Last week President Obama proposed a new "job creation" bill and is now on the road trying to sell it and himself to the American people. According to numerous news outlets the proposal has a price tag of about $450 Billion. So maybe this is stimulus light after the $700+ billion already spent in the name of boosting the economy. The "new" plan includes extension of the payroll tax cut, "targeted" tax cuts for hiring workers, billions for infrastructure construction, billions for remodeling schools, further extension of unemployment benefits, money to local governments to keep government employees from being fired as well as litany of other piecemeal proposals.

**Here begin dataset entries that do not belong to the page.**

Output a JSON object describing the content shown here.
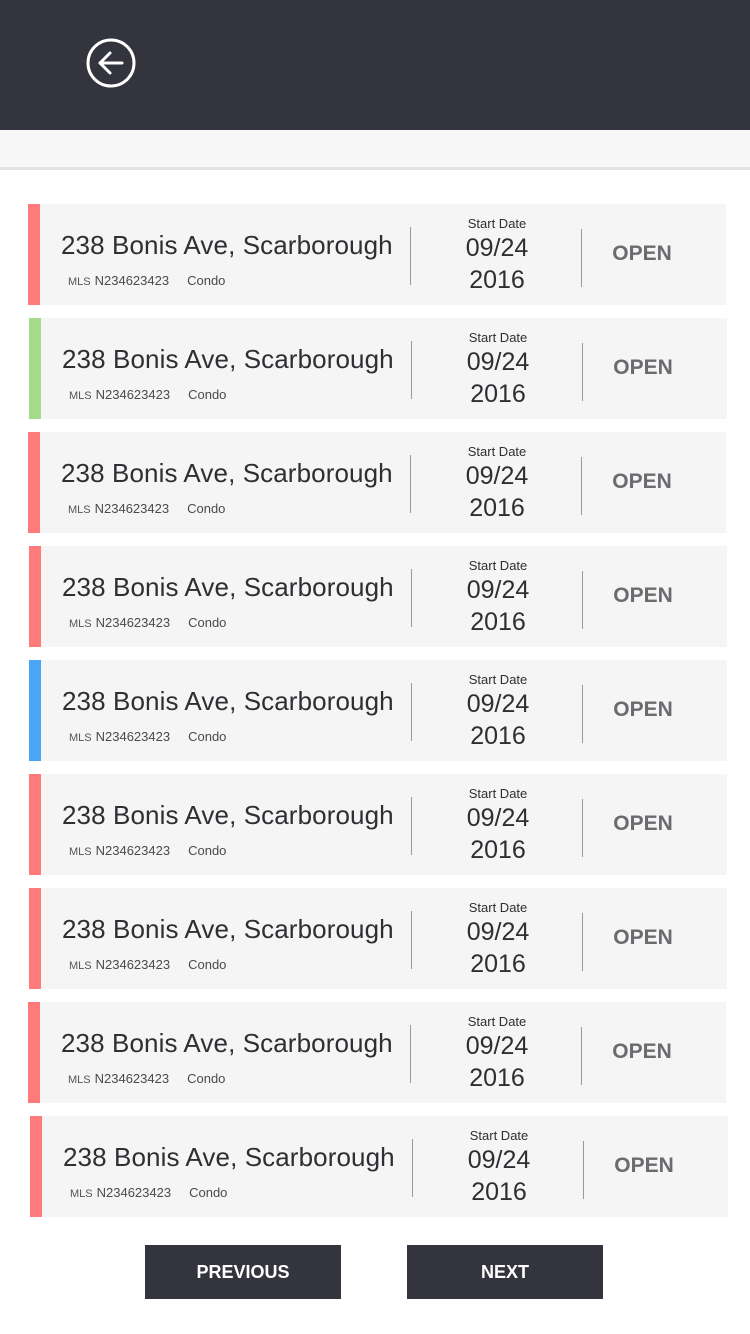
{
  "header": {
    "back_icon": "arrow-left-circle-icon"
  },
  "colors": {
    "header_bg": "#33343d",
    "stripe_red": "#ff7b7b",
    "stripe_green": "#a5dc8c",
    "stripe_blue": "#4aa5f5",
    "card_bg": "#f5f5f5"
  },
  "listings": [
    {
      "address": "238 Bonis Ave, Scarborough",
      "mls_label": "MLS",
      "mls": "N234623423",
      "type": "Condo",
      "date_label": "Start Date",
      "date_md": "09/24",
      "date_year": "2016",
      "status": "OPEN",
      "stripe": "red"
    },
    {
      "address": "238 Bonis Ave, Scarborough",
      "mls_label": "MLS",
      "mls": "N234623423",
      "type": "Condo",
      "date_label": "Start Date",
      "date_md": "09/24",
      "date_year": "2016",
      "status": "OPEN",
      "stripe": "green"
    },
    {
      "address": "238 Bonis Ave, Scarborough",
      "mls_label": "MLS",
      "mls": "N234623423",
      "type": "Condo",
      "date_label": "Start Date",
      "date_md": "09/24",
      "date_year": "2016",
      "status": "OPEN",
      "stripe": "red"
    },
    {
      "address": "238 Bonis Ave, Scarborough",
      "mls_label": "MLS",
      "mls": "N234623423",
      "type": "Condo",
      "date_label": "Start Date",
      "date_md": "09/24",
      "date_year": "2016",
      "status": "OPEN",
      "stripe": "red"
    },
    {
      "address": "238 Bonis Ave, Scarborough",
      "mls_label": "MLS",
      "mls": "N234623423",
      "type": "Condo",
      "date_label": "Start Date",
      "date_md": "09/24",
      "date_year": "2016",
      "status": "OPEN",
      "stripe": "blue"
    },
    {
      "address": "238 Bonis Ave, Scarborough",
      "mls_label": "MLS",
      "mls": "N234623423",
      "type": "Condo",
      "date_label": "Start Date",
      "date_md": "09/24",
      "date_year": "2016",
      "status": "OPEN",
      "stripe": "red"
    },
    {
      "address": "238 Bonis Ave, Scarborough",
      "mls_label": "MLS",
      "mls": "N234623423",
      "type": "Condo",
      "date_label": "Start Date",
      "date_md": "09/24",
      "date_year": "2016",
      "status": "OPEN",
      "stripe": "red"
    },
    {
      "address": "238 Bonis Ave, Scarborough",
      "mls_label": "MLS",
      "mls": "N234623423",
      "type": "Condo",
      "date_label": "Start Date",
      "date_md": "09/24",
      "date_year": "2016",
      "status": "OPEN",
      "stripe": "red"
    },
    {
      "address": "238 Bonis Ave, Scarborough",
      "mls_label": "MLS",
      "mls": "N234623423",
      "type": "Condo",
      "date_label": "Start Date",
      "date_md": "09/24",
      "date_year": "2016",
      "status": "OPEN",
      "stripe": "red"
    }
  ],
  "pagination": {
    "previous_label": "PREVIOUS",
    "next_label": "NEXT"
  }
}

First off, much of this ought to sound very familiar. More money for "shovel ready" infrastructure projects, an umpteenth extension of unemployment benefits, a temporary payroll tax cut that is already in place and some targeted tax breaks for hiring. Not much new there. We all know the lackluster results created by the last round of these sorts of measures, which probably gives us a pretty good idea of the results this round will bring. So why are these alleged economic stimuli unlikely to produce significant results? Never fear, we here at the New Invisible Hand have a theory:
The first reason that Obama's "new" plan will fail even if enacted is the plan itself. The small piecemeal tax cuts for hiring are awash in red tape. The effort it takes for an employer to document how long a new employee has been unemployed and comply with all the criteria required to get the tax break eats away much of the benefit of the tax break. Second, the extension of unemployment benefits will act to keep unemployment high. Whenever you subsidize something, you will get more of it. Unemployment is no different. Some people will choose to remain unemployed and collect a check from Uncle Sam.
The overarching reason that Obama's "new" stimulus package will fail just as the last one did is Obama himself. Fairly or unfairly (We happen to believe fairly), Obama is viewed by the business community (the actual job creators) as anti-capitalist and therefore anti-business. So even when Obama proposes "pro-business" items such as tax breaks for hiring, there is a sense that he is only doing this out of desperation and does not fundamentally believe in these sorts of policies. And further, once there is some improvement in the economy, he will go back to his actual agenda that focuses on more taxes, more government spending, more redistribution of wealth and more regulation.
So long as Obama is in office, it will be difficult to convince job creators that they should take risks to expand, hire, start new businesses and otherwise engage in job creating activity because they don't believe that they will be rewarded for taking those risks. In fact with the anti-business Obama in office, taking such risks is a lose lose proposition for business. Either such risks will fail and their business will be damaged or they will succeed and then be faced with higher taxes and more regulation.
If we want job creation we need to elect a President that wants business to succeed and prosper. Voting Obama out of office in 2012 will do far more to spark job creation than any stimulus plan proposed in the interim.
Thanks for reading
-Hand
"I am for doing good to the poor, but I differ in opinion of the means. I think the best way of doing good to the poor, is not making them easy in poverty, but leading or driving them out of it."